O aumento dos contágios de covid-19 foi alertado por especialistas independentes, sobretudo depois de atividades que provocaram aglomeração após a Semana Santa.
No entanto, o tema é tratado como um tabu diante do rigoroso zelo do governo do presidente Daniel Ortega, que pede para não gerar alarme, enquanto ocorrem discrepâncias em relação à cifra real de contágios.
Segundo declarou à AFP a coordenadora da opositora Unidade Sindical Magisterial, Lesbia Rodríguez, nos colégios públicos o Ministério da Educação orientou os diretores para, caso alunos ou professores sejam afetados com tosse, febre ou outros sintomas, "não sejam alarmistas, que é uma gripe e agora tudo é covid-19".
Enquanto isso, Jorge, um aluno do quarto ano de um colégio público, comentou: "Os professores nos disseram que alguns estudantes foram contagiados e são mandados de volta para casa, mas não dizem se vão suspender as aulas.
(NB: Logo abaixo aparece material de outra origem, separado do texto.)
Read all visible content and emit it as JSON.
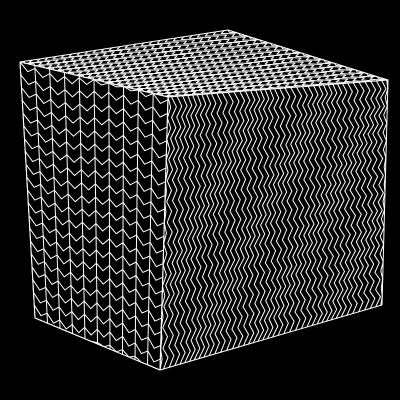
{
  "colors": {
    "background": "#000000",
    "line": "#ffffff"
  },
  "subject": {
    "icon": "wireframe-cube-icon",
    "pattern": "zigzag-chevron-hatching"
  }
}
Eu tenho medo de pegar isso (a covid-19)".
- Nunca pararam -
As escolas na Nicarágua, com uma população escolar de mais de um milhão de alunos, não pararam suas aulas em nenhum momento da pandemia em 2020 e começaram normalmente o ano letivo de 2021. Uma medida da qual o governo se orgulha.
O colégio particular Pureza de María, no leste de Manágua, anunciou que vários pais reportaram casos de covid-19 em suas casas.
"Analisando a situação, vimos que afeta diversas séries" e por isso a direção decidiu, como medida preventiva, "suspender as aulas presenciais (...), passando à modalidade on-line", segundo um documento distribuído aos responsáveis.
A escola normal María Mazarrello (oeste) e o centro escolar Enrique de Osso (sudeste), situados em Manágua, assim como o Colégio Divino Pastor (em Diriamba), todos particulares, tomaram decisões similares diante de casos suspeitos de covid, e passaram a oferecer aulas virtuais.
Outros colégios como o Centroamérica, dos jesuítas, retiraram os alunos de um setor onde foi detectado um menino com sintomas.
A suspensão das aulas é temporária e em alguns colégios se estende até 10 de maio.
Enquanto isso, a particular Universidade Politécnica da Nicarágua (UPOLI) detectou casos de covid-19 em estudantes e familiares, pessoal administrativo e seu entorno familiar, mas não optou por suspender as aulas e pediu à comunidade para observar as medidas de biossegurança, segundo uma circular divulgada em suas redes sociais.
- Repique "evidente" -
"É evidente que há um repique da covid-19, temos uma consulta maior de casos, hospitalização e fechamento de colégios por pessoas infectadas na comunidade", explicou à AFP o infectologista Carlos Quant.
Ele considerou que era previsível porque a população relaxou as medidas de biossegurança na Semana Santa, quando mais de 300.000 pessoas viajaram para as praias.
Em seu discurso diário pela mídia oficial, a vice-presidente, Rosario Murillo, não se referiu ao que acontece nas escolas, nem aos alertas dos especialistas, embora tenha pedido à população para continuar se cuidando, usar máscaras e lavar as mãos.
Mas ao mesmo tempo, a também primeira-dama pediu para "continuar realizando nossas atividades culturais, sociais e esportivas em espaços abertos".
Para o epidemiologista Leonel Arguello, os contágios que estão aparecendo nas escolas são um sintoma de que a curva de infectados está subindo. "As aglomerações continuam, isso é semear a doença para colhê-la posteriormente", comentou.
Com 6,5 milhões de habitantes, a Nicarágua não adotou medidas restritivas para conter a covid-19 e, segundo informes oficiais, soma 6.898 casos e 182 mortes.
Mas, o Observatório Cidadão, uma plataforma de médicos e cidadãos, contabiliza em 13.806 os contágios e em 3.055 as mortes suspeitas ou associadas com a pandemia.
O país realiza uma vacinação voluntária para pessoas maiores de 60 anos com imunizantes da AstraZeneca doados via mecanismo Covax, da OMS.
E recentemente recebeu um crédito de 100 milhões de dólares do Banco Centro-americano (BCIE), para a compra de 6,8 milhões de doses.
Embora a sindicalista Rodríguez tenha considerado que o melhor para os alunos seja o ensino presencial, como recomenda o Unicef, ela mencionou que algumas escolas não têm água ou não aplicam medidas de prevenção.
Ela considerou que no sindicato houve 52 professores falecidos em 2020 e este ano, pelo menos três, embora se acredite que a cifra possa ser maior. "O que acontece é que disfarçam (a covid-19) com outras doenças", lamentou.